J’ai apprécié tous les témoignages, la recherche qui est explicitée pour placer dans un contexte à la fois l’écriture du journal, et la façon dont par la suite il a été retrouvé, modifié, publié, et au fil de années les différentes approches qui en ont été faites à mesure que l’on s’éloignait de la fin de la seconde guerre mondiale. C’est à la fois consternant par certains côté, mais tellement caractéristique de notre façon d’appréhender l’Histoire et les événements qui nous ont touchés, avec parfois, souvent, une forme de rejet ou de dissimulation de certains faits trop difficiles à entendre sans doute.

J’ai découvert la propre histoire de Lola Lafon, dont javais lu à sa parution La petite communiste qui ne souriait jamais, sans me poser la question de la proximité de l’autrice avec la Roumanie. Le départ forcé des familles, pour fuir la politique et les geôles de Ceausescu. Cette histoire personnelle qui émerge du silence de la nuit dans l’Annexe.

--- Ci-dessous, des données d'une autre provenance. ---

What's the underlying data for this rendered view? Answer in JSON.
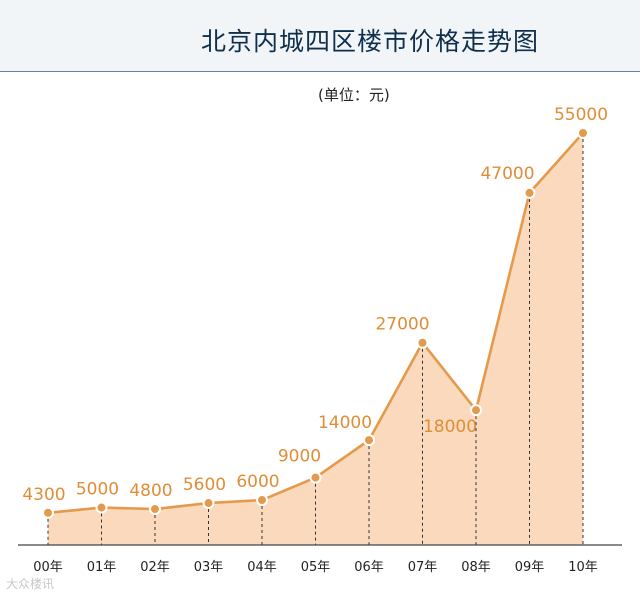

Enfin, interrogative à propos du titre Quand tu écouteras cette chanson, découvrir là encore ce souvenir d’une famille de cambodgiens, et de leur fils qu’elle a rencontré en Europe avant qu’ils ne repartent tous se jeter dans les griffes et le rouleau compresseur de Pol Pot et des Khmer-Rouges. Et le souvenir qui reviendra à chaque fois qu’elle écoutera cette chanson.

La lecture audio par Irène Jacob donne une dimension supplémentaire à ce livre. Émotion, sentiments d’injustice, besoin de réparation, intensité des souvenirs, difficulté à s’approcher de l’Annexe et de tout ce qu’elle signifie, tout est là, tout passe par sa voix, c’est profond, intense parfois, il est impossible de s’y soustraire tant c’est dense et émouvant. C’est à la fois maîtrisé et porteur d’une forme d’attente, d’espoir, qui m’a touchée tout au long de cette nuit dans le musée. J’ai écouté ce livre en plusieurs fois, mais j’aurais pu l’écouter jusqu’au bout de la nuit tant j’avais l’impression d’être dans la tête de l’autrice, au plus près de ses doutes, de ses espoirs, de ses attentes, et de tout ce qu’elle nous dévoile d’elle.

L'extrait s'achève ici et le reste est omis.